# Break of Dawn - boer doeling



## Maggie (Nov 5, 2010)

I looove this little girl. She was one we had on our sale list, but pulled her. She is just so happy everytime she sees me she comes running and wants to crawl in my lap. She also escapes at least 2 times a day, slipping out the barn door with me lol. 
Her daddy is son of ennobled Status Quo, her mom is an ennobled Topbrass grandaughter, and Pistolero and Brass Shot great grandaughter. She is a triplet and is 18 days old in the pics


----------



## toth boer goats (Jul 20, 2008)

She is so cute.....  :thumb: :hi5:


----------



## naturalgoats (Jan 3, 2011)

I love the little brown spot on her hock!


----------



## Maggie (Nov 5, 2010)

Well those are the pictures of her I got when she was distracted.. this is what she normally looks like


----------



## KW Farms (Jun 21, 2008)

Aww...so cute!


----------



## freedomstarfarm (Mar 25, 2011)

Very cute!


----------



## Tenacross (May 26, 2011)

Nice. I should hope your weren't going to sell her! Garsh! :wink: 
Keep you fingers crossed for my Status Quo babies.
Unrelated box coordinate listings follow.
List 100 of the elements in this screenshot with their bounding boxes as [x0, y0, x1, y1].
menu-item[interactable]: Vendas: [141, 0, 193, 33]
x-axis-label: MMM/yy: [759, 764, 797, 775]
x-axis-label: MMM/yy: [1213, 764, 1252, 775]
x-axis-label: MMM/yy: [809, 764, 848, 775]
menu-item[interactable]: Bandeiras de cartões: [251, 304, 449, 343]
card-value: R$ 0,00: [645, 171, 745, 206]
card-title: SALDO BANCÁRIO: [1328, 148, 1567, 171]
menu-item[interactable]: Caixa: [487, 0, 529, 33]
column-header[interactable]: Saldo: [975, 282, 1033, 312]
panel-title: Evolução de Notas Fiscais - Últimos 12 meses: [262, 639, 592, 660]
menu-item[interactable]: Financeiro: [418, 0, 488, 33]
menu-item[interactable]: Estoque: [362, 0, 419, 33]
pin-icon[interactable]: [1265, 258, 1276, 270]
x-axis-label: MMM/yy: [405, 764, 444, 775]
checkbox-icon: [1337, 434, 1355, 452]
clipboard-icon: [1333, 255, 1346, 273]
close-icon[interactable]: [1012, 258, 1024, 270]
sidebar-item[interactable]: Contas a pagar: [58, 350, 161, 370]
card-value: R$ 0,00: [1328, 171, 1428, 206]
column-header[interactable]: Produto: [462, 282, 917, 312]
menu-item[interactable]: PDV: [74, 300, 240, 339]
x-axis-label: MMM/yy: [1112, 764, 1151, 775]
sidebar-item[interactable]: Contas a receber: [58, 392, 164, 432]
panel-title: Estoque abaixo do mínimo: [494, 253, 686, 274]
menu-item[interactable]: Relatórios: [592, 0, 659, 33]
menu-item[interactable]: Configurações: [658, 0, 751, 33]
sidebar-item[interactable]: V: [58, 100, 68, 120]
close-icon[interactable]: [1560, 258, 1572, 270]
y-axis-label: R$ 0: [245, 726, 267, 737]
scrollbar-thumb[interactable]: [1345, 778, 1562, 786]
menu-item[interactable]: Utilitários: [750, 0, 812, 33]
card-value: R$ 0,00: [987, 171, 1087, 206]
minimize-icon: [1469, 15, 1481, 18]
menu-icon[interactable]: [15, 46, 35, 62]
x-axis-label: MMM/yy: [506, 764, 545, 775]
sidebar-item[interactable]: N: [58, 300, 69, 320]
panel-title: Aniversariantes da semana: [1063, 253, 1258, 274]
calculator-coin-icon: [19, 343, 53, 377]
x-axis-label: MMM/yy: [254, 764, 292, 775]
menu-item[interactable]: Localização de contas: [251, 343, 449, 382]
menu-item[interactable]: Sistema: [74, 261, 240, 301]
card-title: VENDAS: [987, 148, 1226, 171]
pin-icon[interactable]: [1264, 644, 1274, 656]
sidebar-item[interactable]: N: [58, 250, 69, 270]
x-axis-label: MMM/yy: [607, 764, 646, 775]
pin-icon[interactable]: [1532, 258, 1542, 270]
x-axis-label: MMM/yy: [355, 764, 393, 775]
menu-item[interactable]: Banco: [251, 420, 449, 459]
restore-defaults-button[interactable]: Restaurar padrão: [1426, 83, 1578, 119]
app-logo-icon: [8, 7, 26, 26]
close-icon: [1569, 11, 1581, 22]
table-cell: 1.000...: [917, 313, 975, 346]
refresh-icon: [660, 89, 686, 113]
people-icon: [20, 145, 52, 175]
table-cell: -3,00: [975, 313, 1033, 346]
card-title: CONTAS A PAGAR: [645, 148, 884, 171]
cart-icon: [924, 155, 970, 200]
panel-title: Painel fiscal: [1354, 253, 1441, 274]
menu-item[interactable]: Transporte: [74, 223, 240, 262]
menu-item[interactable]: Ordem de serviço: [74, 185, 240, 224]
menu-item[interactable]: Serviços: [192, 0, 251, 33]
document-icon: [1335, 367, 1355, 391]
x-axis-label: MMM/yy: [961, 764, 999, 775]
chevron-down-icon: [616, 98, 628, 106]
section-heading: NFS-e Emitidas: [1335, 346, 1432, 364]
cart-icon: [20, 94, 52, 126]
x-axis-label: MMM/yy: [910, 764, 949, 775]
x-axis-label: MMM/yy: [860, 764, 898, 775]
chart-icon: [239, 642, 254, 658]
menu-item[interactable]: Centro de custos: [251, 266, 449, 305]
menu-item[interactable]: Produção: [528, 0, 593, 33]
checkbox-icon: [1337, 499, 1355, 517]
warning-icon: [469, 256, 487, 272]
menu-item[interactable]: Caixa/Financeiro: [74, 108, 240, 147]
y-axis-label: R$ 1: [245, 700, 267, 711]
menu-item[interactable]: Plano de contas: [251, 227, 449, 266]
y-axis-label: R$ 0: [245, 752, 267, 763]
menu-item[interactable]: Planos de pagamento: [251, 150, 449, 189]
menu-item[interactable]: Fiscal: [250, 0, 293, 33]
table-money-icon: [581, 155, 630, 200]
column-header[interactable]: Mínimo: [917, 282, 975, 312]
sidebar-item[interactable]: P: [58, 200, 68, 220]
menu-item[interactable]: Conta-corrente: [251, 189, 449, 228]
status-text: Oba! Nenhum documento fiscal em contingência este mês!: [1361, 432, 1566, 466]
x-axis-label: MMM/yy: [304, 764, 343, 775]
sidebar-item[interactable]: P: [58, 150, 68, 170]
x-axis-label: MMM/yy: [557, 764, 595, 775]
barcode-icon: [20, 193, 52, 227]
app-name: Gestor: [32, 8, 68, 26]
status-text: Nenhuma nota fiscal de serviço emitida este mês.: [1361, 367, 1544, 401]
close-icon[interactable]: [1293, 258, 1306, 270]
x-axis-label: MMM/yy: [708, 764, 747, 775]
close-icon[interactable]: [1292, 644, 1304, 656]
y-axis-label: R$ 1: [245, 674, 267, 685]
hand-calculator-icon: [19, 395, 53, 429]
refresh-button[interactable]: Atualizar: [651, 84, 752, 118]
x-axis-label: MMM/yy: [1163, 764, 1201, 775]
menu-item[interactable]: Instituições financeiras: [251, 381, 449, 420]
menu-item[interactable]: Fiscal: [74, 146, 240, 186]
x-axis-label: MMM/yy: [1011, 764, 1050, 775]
LD is fat
as a tick and is making a big udder.


----------



## toth boer goats (Jul 20, 2008)

HeHe....up close and personal.... :laugh:


----------



## J.O.Y. Farm (Jan 10, 2012)

She is so very cute!


----------



## RPC (Nov 6, 2009)

I really like her I would keep her too.


----------



## RMADairyGoats (Jun 20, 2011)

So adorable! I love the "in your face" shots :laugh:


----------